Flexwerk is conjunctuurgevoelig. Als het slecht gaat met de economie verliezen werknemers met een flexibele arbeidsrelatie als eerste hun baan. In de periode 2004 tot en met 2007 groeide de economie sterk en nam de werkgelegenheid voor flexwerkers fors toe. In 2009 kromp de economie en daalde het aantal flexwerkers.
Tijdelijk contract
In 2011 had 18 procent van de ruim 6,3 miljoen werknemers in 2011 met een baan voor minimaal twaalf uur per week een flexibele arbeidsrelatie.
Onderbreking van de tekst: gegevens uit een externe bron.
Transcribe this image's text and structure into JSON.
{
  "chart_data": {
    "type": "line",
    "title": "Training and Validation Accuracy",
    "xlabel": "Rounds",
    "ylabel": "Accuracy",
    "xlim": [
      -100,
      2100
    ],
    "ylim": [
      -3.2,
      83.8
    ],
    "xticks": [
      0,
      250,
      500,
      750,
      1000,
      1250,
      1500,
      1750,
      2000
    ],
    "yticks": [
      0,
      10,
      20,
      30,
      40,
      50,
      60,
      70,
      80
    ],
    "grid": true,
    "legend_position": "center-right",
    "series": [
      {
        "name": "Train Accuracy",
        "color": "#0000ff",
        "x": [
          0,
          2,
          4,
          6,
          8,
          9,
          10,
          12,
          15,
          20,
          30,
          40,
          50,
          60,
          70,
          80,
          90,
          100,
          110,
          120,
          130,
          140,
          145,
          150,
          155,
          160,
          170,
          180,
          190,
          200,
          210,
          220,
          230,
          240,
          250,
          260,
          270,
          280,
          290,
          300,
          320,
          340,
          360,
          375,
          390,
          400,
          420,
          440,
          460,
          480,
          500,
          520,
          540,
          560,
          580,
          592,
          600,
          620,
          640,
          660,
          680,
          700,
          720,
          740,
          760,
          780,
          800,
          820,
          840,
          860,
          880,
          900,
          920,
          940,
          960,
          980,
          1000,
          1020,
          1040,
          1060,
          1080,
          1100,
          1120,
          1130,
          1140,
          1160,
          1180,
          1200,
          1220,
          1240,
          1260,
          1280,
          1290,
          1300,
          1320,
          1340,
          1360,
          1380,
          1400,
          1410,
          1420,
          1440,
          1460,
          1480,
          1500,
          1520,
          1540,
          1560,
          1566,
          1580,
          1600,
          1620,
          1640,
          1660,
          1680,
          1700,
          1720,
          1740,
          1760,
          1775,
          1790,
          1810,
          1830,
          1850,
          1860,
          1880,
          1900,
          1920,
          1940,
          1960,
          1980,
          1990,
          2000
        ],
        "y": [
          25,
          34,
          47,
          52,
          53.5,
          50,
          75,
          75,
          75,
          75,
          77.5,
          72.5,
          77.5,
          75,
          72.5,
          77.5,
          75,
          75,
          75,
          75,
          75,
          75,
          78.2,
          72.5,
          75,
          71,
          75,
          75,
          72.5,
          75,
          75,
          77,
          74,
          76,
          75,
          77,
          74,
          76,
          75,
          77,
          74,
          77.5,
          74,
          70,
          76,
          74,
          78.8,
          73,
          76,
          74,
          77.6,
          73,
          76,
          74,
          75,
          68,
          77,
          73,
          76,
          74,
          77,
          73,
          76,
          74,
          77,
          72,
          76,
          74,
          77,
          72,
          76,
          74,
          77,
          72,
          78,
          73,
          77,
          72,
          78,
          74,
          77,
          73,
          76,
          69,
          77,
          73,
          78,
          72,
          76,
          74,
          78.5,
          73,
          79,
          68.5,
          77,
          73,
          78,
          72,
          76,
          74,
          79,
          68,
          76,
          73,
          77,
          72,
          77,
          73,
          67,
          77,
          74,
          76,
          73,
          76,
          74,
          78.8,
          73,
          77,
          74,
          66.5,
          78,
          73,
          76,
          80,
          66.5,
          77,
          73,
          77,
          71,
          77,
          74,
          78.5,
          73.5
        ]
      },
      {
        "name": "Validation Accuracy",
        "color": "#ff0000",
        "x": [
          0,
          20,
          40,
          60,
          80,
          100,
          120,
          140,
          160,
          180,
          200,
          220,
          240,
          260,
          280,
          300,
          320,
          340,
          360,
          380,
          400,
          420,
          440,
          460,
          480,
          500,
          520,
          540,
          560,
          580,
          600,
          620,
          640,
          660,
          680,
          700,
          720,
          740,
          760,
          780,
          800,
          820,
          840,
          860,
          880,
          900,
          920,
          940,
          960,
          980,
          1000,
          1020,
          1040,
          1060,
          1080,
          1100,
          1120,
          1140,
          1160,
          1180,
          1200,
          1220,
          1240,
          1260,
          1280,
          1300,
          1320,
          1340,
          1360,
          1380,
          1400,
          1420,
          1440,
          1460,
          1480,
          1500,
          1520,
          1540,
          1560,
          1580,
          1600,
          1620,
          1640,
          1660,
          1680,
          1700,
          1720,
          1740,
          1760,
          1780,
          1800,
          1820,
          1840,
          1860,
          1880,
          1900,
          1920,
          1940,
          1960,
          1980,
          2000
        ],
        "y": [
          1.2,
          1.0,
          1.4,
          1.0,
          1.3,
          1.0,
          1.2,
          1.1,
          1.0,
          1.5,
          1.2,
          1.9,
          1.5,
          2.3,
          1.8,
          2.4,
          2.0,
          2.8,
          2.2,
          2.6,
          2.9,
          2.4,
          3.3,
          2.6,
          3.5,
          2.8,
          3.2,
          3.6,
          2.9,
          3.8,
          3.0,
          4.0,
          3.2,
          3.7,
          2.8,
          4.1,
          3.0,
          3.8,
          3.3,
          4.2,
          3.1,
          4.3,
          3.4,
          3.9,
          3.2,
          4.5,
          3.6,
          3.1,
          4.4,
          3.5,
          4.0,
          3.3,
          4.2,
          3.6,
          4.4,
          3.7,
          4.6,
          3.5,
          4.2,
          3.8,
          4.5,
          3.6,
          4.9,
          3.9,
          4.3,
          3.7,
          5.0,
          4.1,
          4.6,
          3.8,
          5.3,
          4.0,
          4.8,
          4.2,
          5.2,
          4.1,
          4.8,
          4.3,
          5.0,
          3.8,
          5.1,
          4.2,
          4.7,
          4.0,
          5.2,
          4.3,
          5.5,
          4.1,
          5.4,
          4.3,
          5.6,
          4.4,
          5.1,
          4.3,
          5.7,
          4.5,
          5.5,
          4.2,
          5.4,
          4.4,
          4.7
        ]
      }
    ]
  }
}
Tien jaar daarvoor bedroeg het aandeel flexwerkers nog 13 procent. De toename komt vooral door het aandeel werknemers met een tijdelijk contract met uitzicht op een vast dienstverband en vaste uren aldus het CBS. In 2011 ging het om bijna7 procent van de werknemers, tegen 4 procent in 2001. Ook het aandeel oproepkrachten groeide tot 3 procent in 2011. Het aandeel uitzendkrachten is echter redelijk stabiel gebleven (rond de 3 procent).
Vooral jongeren
Vooral onder jongeren is het aandeel flexwerkers sterk toegenomen. Zij zijn voornamelijk werkzaam als oproepkracht. Had in 2001 35 procent van de 15- tot 25-jarige werknemers een flexibele arbeidsrelatie, in 2011 was dit opgelopen tot 52 procent. Ook in de groep 25-35 jaar nam het aandeel flexwerkers toe.